When it took too long to think of a simple answer to this dear child, she moved on to the next question.

"Can I give God a bath? He wants a bath."

I gently said no. He will get all rusty inside and not bob anymore, and I moved to pack him up in a box, ready for my next kitchen.

She and her mother had visited us for a few days to help me clean out the attic. Micah's presence and and help was so stabilizing. Much was accomplished in a short time. Everything down from the attic and out. Throw away, give to family, give to charity, sell some if possible. Label what to keep and where it should go in the next place. All done.

It really does feel like God in the sink with us. God with us in the midst of real life helping us to a new stage.
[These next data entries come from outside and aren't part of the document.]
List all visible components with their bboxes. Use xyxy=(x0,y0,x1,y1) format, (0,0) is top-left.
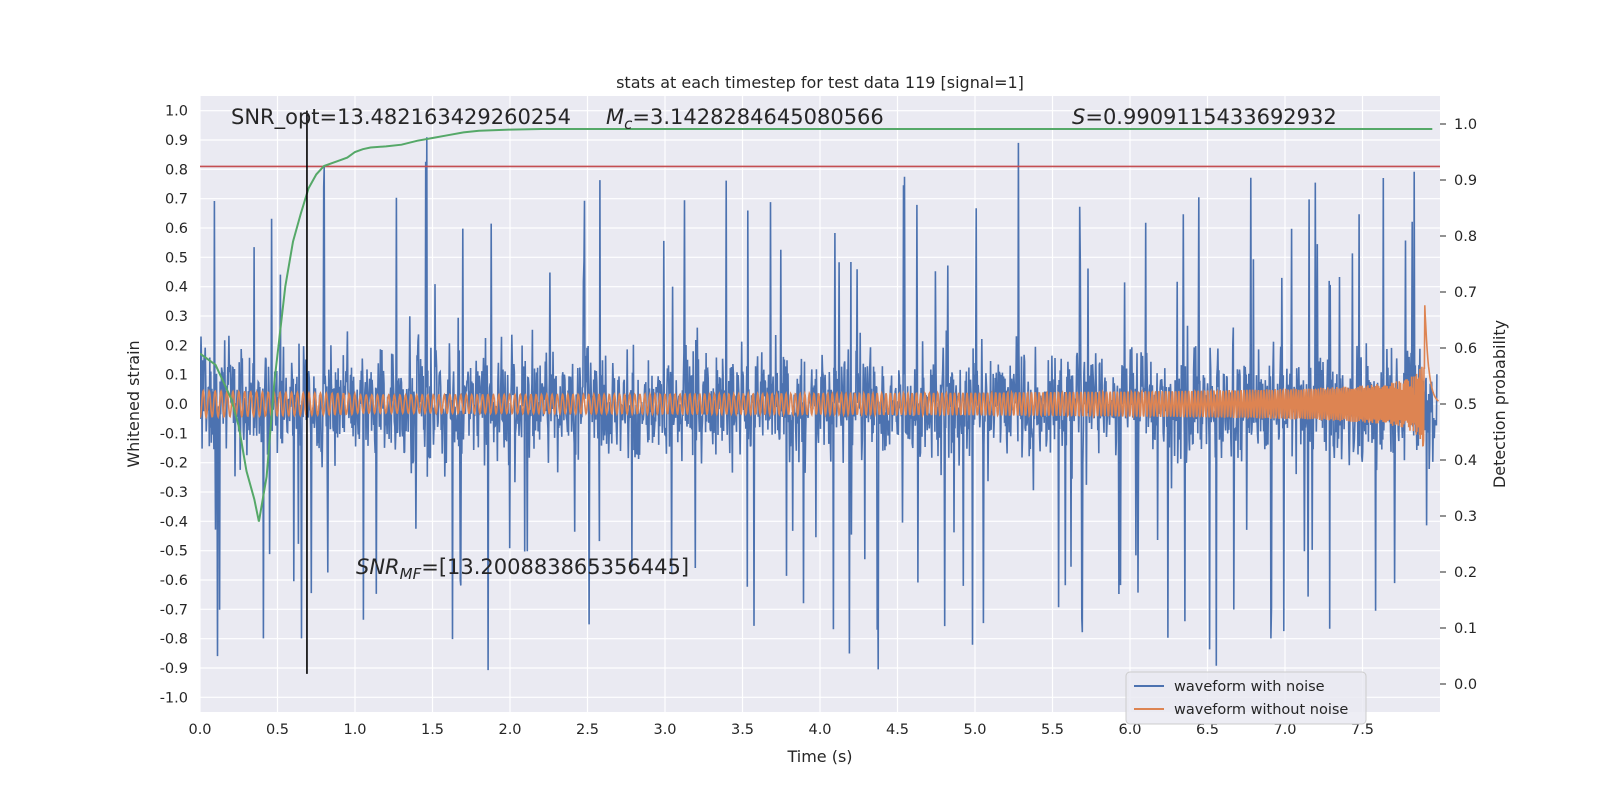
y-left-tick-label: 0.1 xyxy=(165,368,188,384)
annotation-snr-mf: SNRMF=[13.200883865356445] xyxy=(356,555,689,583)
y-right-tick-label: 0.2 xyxy=(1454,565,1477,581)
x-tick-label: 1.5 xyxy=(421,722,444,738)
annotation-chirp-mass: Mc=3.1428284645080566 xyxy=(606,105,884,133)
y-axis-left-ticks: 1.0 0.9 0.8 0.7 0.6 0.5 0.4 0.3 0.2 0.1 0.0 -0.1 -0.… xyxy=(160,104,188,707)
y-left-tick-label: 0.4 xyxy=(165,280,188,296)
y-left-tick-label: 1.0 xyxy=(165,104,188,120)
y-axis-left-label: Whitened strain xyxy=(124,340,143,467)
legend-label-noise: waveform with noise xyxy=(1174,679,1325,695)
y-right-tick-label: 0.4 xyxy=(1454,453,1477,469)
y-right-tick-label: 0.6 xyxy=(1454,341,1477,357)
x-tick-label: 7.0 xyxy=(1273,722,1296,738)
y-left-tick-label: 0.6 xyxy=(165,221,188,237)
legend-box xyxy=(1125,671,1367,725)
x-axis-ticks: 0.0 0.5 1.0 1.5 2.0 2.5 3.0 3.5 4.0 4.5 5.0 5.5 6.0 6… xyxy=(188,722,1374,738)
legend-label-clean: waveform without noise xyxy=(1174,702,1348,718)
x-tick-label: 2.5 xyxy=(576,722,599,738)
y-left-tick-label: -1.0 xyxy=(160,690,188,706)
y-left-tick-label: -0.9 xyxy=(160,661,188,677)
x-tick-label: 3.0 xyxy=(653,722,676,738)
noise-waveform-line xyxy=(200,137,1438,671)
y-axis-right-ticks: 1.0 0.9 0.8 0.7 0.6 0.5 0.4 0.3 0.2 0.1 0.0 xyxy=(1440,117,1477,693)
x-tick-label: 4.0 xyxy=(808,722,831,738)
annotation-chirp-mass-value: =3.1428284645080566 xyxy=(632,105,883,129)
x-tick-label: 4.5 xyxy=(886,722,909,738)
y-left-tick-label: 0.7 xyxy=(165,192,188,208)
annotation-snr-mf-subscript: MF xyxy=(400,565,422,583)
x-tick-label: 7.5 xyxy=(1351,722,1374,738)
y-left-tick-label: 0.2 xyxy=(165,338,188,354)
y-right-tick-label: 1.0 xyxy=(1454,117,1477,133)
clean-waveform-line xyxy=(200,305,1439,447)
x-tick-label: 6.0 xyxy=(1118,722,1141,738)
annotation-s-value: =0.9909115433692932 xyxy=(1085,105,1336,129)
y-right-tick-label: 0.1 xyxy=(1454,621,1477,637)
y-right-tick-label: 0.3 xyxy=(1454,509,1477,525)
legend: waveform with noise waveform without noi… xyxy=(1125,671,1367,725)
y-right-tick-label: 0.9 xyxy=(1454,173,1477,189)
y-left-tick-label: -0.4 xyxy=(160,514,188,530)
y-left-tick-label: -0.6 xyxy=(160,573,188,589)
probability-line xyxy=(200,128,1433,522)
annotation-snr-mf-symbol: SNR xyxy=(356,555,400,579)
x-axis-label: Time (s) xyxy=(786,747,852,766)
y-left-tick-label: -0.1 xyxy=(160,426,188,442)
series-waveform-without-noise xyxy=(200,305,1439,447)
y-right-tick-label: 0.7 xyxy=(1454,285,1477,301)
chart-title: stats at each timestep for test data 119… xyxy=(616,73,1024,92)
annotation-s-symbol: S xyxy=(1072,105,1085,129)
annotation-snr-opt: SNR_opt=13.482163429260254 xyxy=(231,105,571,130)
y-axis-right-label: Detection probability xyxy=(1490,320,1509,488)
y-left-tick-label: 0.5 xyxy=(165,250,188,266)
y-right-tick-label: 0.0 xyxy=(1454,677,1477,693)
y-right-tick-label: 0.5 xyxy=(1454,397,1477,413)
series-waveform-with-noise xyxy=(200,137,1438,671)
x-tick-label: 3.5 xyxy=(731,722,754,738)
y-left-tick-label: 0.3 xyxy=(165,309,188,325)
x-tick-label: 1.0 xyxy=(343,722,366,738)
x-tick-label: 0.5 xyxy=(266,722,289,738)
x-tick-label: 5.0 xyxy=(963,722,986,738)
x-tick-label: 2.0 xyxy=(498,722,521,738)
x-tick-label: 0.0 xyxy=(188,722,211,738)
y-left-tick-label: -0.5 xyxy=(160,544,188,560)
x-tick-label: 6.5 xyxy=(1196,722,1219,738)
annotation-chirp-mass-symbol: M xyxy=(606,105,624,129)
y-left-tick-label: -0.7 xyxy=(160,602,188,618)
y-left-tick-label: -0.8 xyxy=(160,632,188,648)
annotation-snr-mf-value: =[13.200883865356445] xyxy=(421,555,689,579)
series-detection-probability xyxy=(200,128,1433,522)
y-left-tick-label: -0.2 xyxy=(160,456,188,472)
annotation-s: S=0.9909115433692932 xyxy=(1072,105,1337,129)
y-right-tick-label: 0.8 xyxy=(1454,229,1477,245)
y-left-tick-label: -0.3 xyxy=(160,485,188,501)
y-left-tick-label: 0.9 xyxy=(165,133,188,149)
annotation-chirp-mass-subscript: c xyxy=(624,115,633,133)
plot-area xyxy=(200,110,1440,674)
y-left-tick-label: 0.8 xyxy=(165,162,188,178)
x-tick-label: 5.5 xyxy=(1041,722,1064,738)
y-left-tick-label: 0.0 xyxy=(165,397,188,413)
Thank you for stopping by. This time I will truly have a good excuse for not posting for awhile because this Friday we move and we will be living in the wreckage of boxes and plastic bubble wrap for quite awhile. But it will be a happy wreck.

Friday, May 23, 2014

Witness to life

     The cowbirds in our neighborhood have been busy. They are like cuckoos and practice a kind of bird abuse that ought to be punished, in my opinion. I would like to punish them and can’t think why this is part of creation, unless to remind us that life is not always the lovely, sweet place we wish it to be.
Bronze-headed Cowbird


     Last spring I found two cowbird eggs in the nest the purple finches built on our front porch. This year when I checked on the progress of mother finch’s nursery I found three finch eggs and one rouge. You can’t miss the difference. Notice the larger egg is a spotted buff color =  cowbird. The finch eggs are turquoise. The cowbird lays her eggs in another bird’s nest, leaving the responsibility of parenthood to someone else. The problem is, birds being what they are, the parents don’t recognize this egg is not their own and the female hatches and feeds the little criminal as if it were native. This hatchling is always larger than the real offspring and aggressively, starves the other babies and is soon able to push them out of the nest where they die on the ground. That’s why I removed the egg.

Purple Finch nest

Cowbird Egg

   I noticed the fine architecture of the nest - it is so pleasingly and carefully woven with grass, wool, and even flowers are incorporated if they are in bloom. And see how they surrounded the nest with little snippets of cedar? I heard that long ago the remedy for bedbugs was placing cedar boughs under the bed. Bugs and pests don’t like cedar - hence cedar chests that safely store wool blankets and clothing. So I wonder if this helps repel the mites that birds are prone to host. A natural wonder. So interesting to find both wisdom and villainy right on our front porch.
This may be one of the last acts of charity I perform while living at Toad Hall. Our days here are numbered as we pack the house and get ready to move in a week. Saying good-bye to many friends and leaving our home of thirty-three (!) years will be hard. But we look forward to our new place where there may be many more birds who will benefit from my moral compass.  We found a house in a quiet neighborhood in Savage, Minnesota, and the back yard abuts a wooded ravine that drops down to a little stream and a forty-six acre park called “Hidden Valley.”
All I can say right now is everyone was right - that we would find something. This is a gift. A mercy. Grace upon grace. Something my wizened heart does not always expect in this life. I’m more accustomed to expecting difficulties and impostors. I am so thankful.